Superintendent Lois Harrison-Jones declared Oct. 27 a professional-development day just before the job action began, and children were told not to report to any of the 117 schools, said Larry Faison, a spokesman for the district.
Teachers who failed to show up for work will have their pay docked, he added.
More than 4,000 teachers took part in the one-day walkout by picketing at schools and holding a rally at city hall.
The union is protesting the school committee’s decision not to approve a package that would increase teachers’ salaries by 11 percent over three years and offer additional performance-pay incentives. (See Education Week, Oct. 27, 1993.)
The committee says the pact is too expensive and short on reform.

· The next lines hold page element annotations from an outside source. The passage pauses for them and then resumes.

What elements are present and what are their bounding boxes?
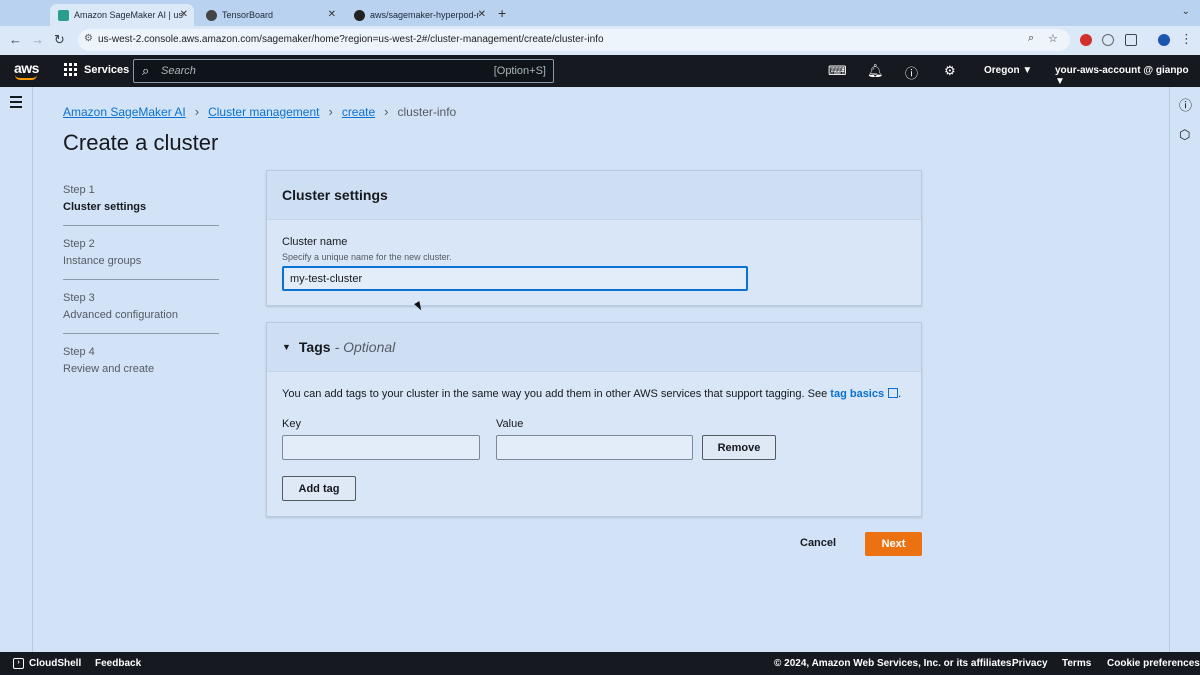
right-tools-rail: ⓘ ⬡ xyxy=(1169,87,1200,652)
grid-icon xyxy=(64,63,77,76)
kebab-menu-icon[interactable]: ⋮ xyxy=(1180,31,1193,47)
github-icon xyxy=(354,9,365,21)
tag-key-input[interactable] xyxy=(282,435,480,460)
breadcrumb-sagemaker[interactable]: Amazon SageMaker AI xyxy=(63,105,186,119)
console-footer: › CloudShell Feedback © 2024, Amazon Web… xyxy=(0,652,1200,675)
hexagon-icon[interactable]: ⬡ xyxy=(1179,127,1190,143)
gear-icon[interactable]: ⚙ xyxy=(944,63,956,79)
tag-basics-link[interactable]: tag basics xyxy=(830,388,899,400)
cloudshell-button[interactable]: › CloudShell xyxy=(13,658,81,669)
cluster-name-label: Cluster name xyxy=(282,236,348,248)
info-icon[interactable]: ⓘ xyxy=(1179,95,1192,114)
browser-tab-bar: Amazon SageMaker AI | us-w ✕ TensorBoard… xyxy=(0,0,1200,26)
chevron-down-icon[interactable]: ⌄ xyxy=(1182,6,1190,17)
aws-console-header: aws Services ⌕ Search [Option+S] ⌨ 🔔︎ ⓘ … xyxy=(0,55,1200,87)
zoom-icon[interactable]: ⌕ xyxy=(1028,32,1034,45)
breadcrumb-create[interactable]: create xyxy=(342,105,375,119)
help-icon[interactable]: ⓘ xyxy=(905,63,918,82)
step-advanced-configuration[interactable]: Step 3 Advanced configuration xyxy=(63,292,219,334)
privacy-link[interactable]: Privacy xyxy=(1012,658,1048,669)
cluster-name-description: Specify a unique name for the new cluste… xyxy=(282,252,452,262)
close-icon[interactable]: ✕ xyxy=(328,9,336,20)
wizard-steps: Step 1 Cluster settings Step 2 Instance … xyxy=(63,184,219,399)
tags-panel: ▼ Tags - Optional You can add tags to yo… xyxy=(266,322,922,517)
profile-avatar-icon[interactable] xyxy=(1158,34,1170,46)
chevron-right-icon: › xyxy=(194,104,200,119)
account-menu[interactable]: your-aws-account @ gianpo ▼ xyxy=(1055,65,1200,87)
caret-down-icon[interactable]: ▼ xyxy=(282,342,291,352)
tab-tensorboard[interactable]: TensorBoard ✕ xyxy=(198,4,342,26)
search-input[interactable]: ⌕ Search [Option+S] xyxy=(133,59,554,83)
site-info-icon[interactable]: ⚙ xyxy=(84,33,93,44)
remove-tag-button[interactable]: Remove xyxy=(702,435,776,460)
step-review-and-create[interactable]: Step 4 Review and create xyxy=(63,346,219,387)
copyright-text: © 2024, Amazon Web Services, Inc. or its… xyxy=(774,658,1015,669)
cluster-settings-panel: Cluster settings Cluster name Specify a … xyxy=(266,170,922,306)
region-selector[interactable]: Oregon ▼ xyxy=(984,65,1032,76)
breadcrumb: Amazon SageMaker AI › Cluster management… xyxy=(63,104,456,119)
chevron-right-icon: › xyxy=(328,104,333,119)
back-arrow-icon[interactable]: ← xyxy=(9,32,22,47)
bookmark-star-icon[interactable]: ☆ xyxy=(1048,32,1058,45)
tags-description: You can add tags to your cluster in the … xyxy=(282,388,902,400)
search-icon: ⌕ xyxy=(142,63,150,78)
terminal-icon: › xyxy=(13,658,24,669)
key-label: Key xyxy=(282,418,301,430)
tab-github[interactable]: aws/sagemaker-hyperpod-re ✕ xyxy=(346,4,492,26)
left-navigation-rail xyxy=(0,87,33,652)
new-tab-icon[interactable]: + xyxy=(498,5,506,21)
chevron-right-icon: › xyxy=(384,104,389,119)
services-menu[interactable]: Services xyxy=(64,63,129,76)
feedback-link[interactable]: Feedback xyxy=(95,658,141,669)
tag-value-input[interactable] xyxy=(496,435,693,460)
add-tag-button[interactable]: Add tag xyxy=(282,476,356,501)
cancel-button[interactable]: Cancel xyxy=(800,537,836,549)
puzzle-icon[interactable] xyxy=(1125,34,1137,46)
bell-icon[interactable]: 🔔︎ xyxy=(867,63,884,79)
globe-icon xyxy=(206,9,217,21)
close-icon[interactable]: ✕ xyxy=(478,9,486,20)
breadcrumb-cluster-management[interactable]: Cluster management xyxy=(208,105,319,119)
aws-smile-icon xyxy=(15,75,37,80)
terms-link[interactable]: Terms xyxy=(1062,658,1091,669)
external-link-icon xyxy=(888,388,899,398)
cloudshell-icon[interactable]: ⌨ xyxy=(828,63,847,79)
browser-address-bar: ← → ↻ ⚙ us-west-2.console.aws.amazon.com… xyxy=(0,26,1200,55)
reload-icon[interactable]: ↻ xyxy=(54,32,65,48)
aws-logo[interactable]: aws xyxy=(14,60,39,76)
cluster-name-input[interactable]: my-test-cluster xyxy=(282,266,748,291)
extension-icon[interactable] xyxy=(1080,34,1092,46)
url-bar[interactable]: ⚙ us-west-2.console.aws.amazon.com/sagem… xyxy=(78,29,1070,51)
value-label: Value xyxy=(496,418,524,430)
step-instance-groups[interactable]: Step 2 Instance groups xyxy=(63,238,219,280)
tab-sagemaker[interactable]: Amazon SageMaker AI | us-w ✕ xyxy=(50,4,194,26)
cookie-preferences-link[interactable]: Cookie preferences xyxy=(1107,658,1200,669)
timer-icon[interactable] xyxy=(1102,34,1114,46)
close-icon[interactable]: ✕ xyxy=(180,9,188,20)
page-title: Create a cluster xyxy=(63,130,219,155)
next-button[interactable]: Next xyxy=(865,532,922,556)
breadcrumb-current: cluster-info xyxy=(397,104,457,119)
sagemaker-favicon-icon xyxy=(58,9,69,21)
tags-header[interactable]: ▼ Tags - Optional xyxy=(267,323,921,372)
cluster-settings-header: Cluster settings xyxy=(267,171,921,220)
step-cluster-settings[interactable]: Step 1 Cluster settings xyxy=(63,184,219,226)
hamburger-menu-icon[interactable] xyxy=(10,96,22,111)
forward-arrow-icon[interactable]: → xyxy=(31,32,44,47)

The state’s labor-relations commission had ordered the union to cancel the walkout, and the school committee had said it would not reopen talks unless the union followed that order.
School officials have indicated that they may seek punitive damages from the union on behalf of parents who lost wages or had additional child-care expenses due to the walkout.
City agencies were asked to extend the hours of community and day-care centers in the district so working parents would have somewhere to send their children, Mr. Faison said.
A judge has directed the union and the school committee to return to the bargaining table this week.
If no settlement is reached by Nov. 12, teachers are expected to launch a full-scale strike.
Settlement in D.C.
Meanwhile, District of Columbia school officials and the teachers’ union have settled a longstanding dispute over salaries.
The Washington Teachers’ Union, the school board, and the city council last week approved a package that gives teachers a total of 11 percent in retroactive pay hikes.
Negotiations between the union and the district had stalled last month when the union rejected the pact because it offered only retroactive increases for the last two years.
The union had adopted a work-to-the-rule policy, refusing to perform any duties outside the regular school day until an agreement was reached.
Elsewhere, four teachers’ strikes continued and two new strikes began last week, in small districts in Pennsylvania, Ohio, Illinois, and New Jersey, according to the National Education Association.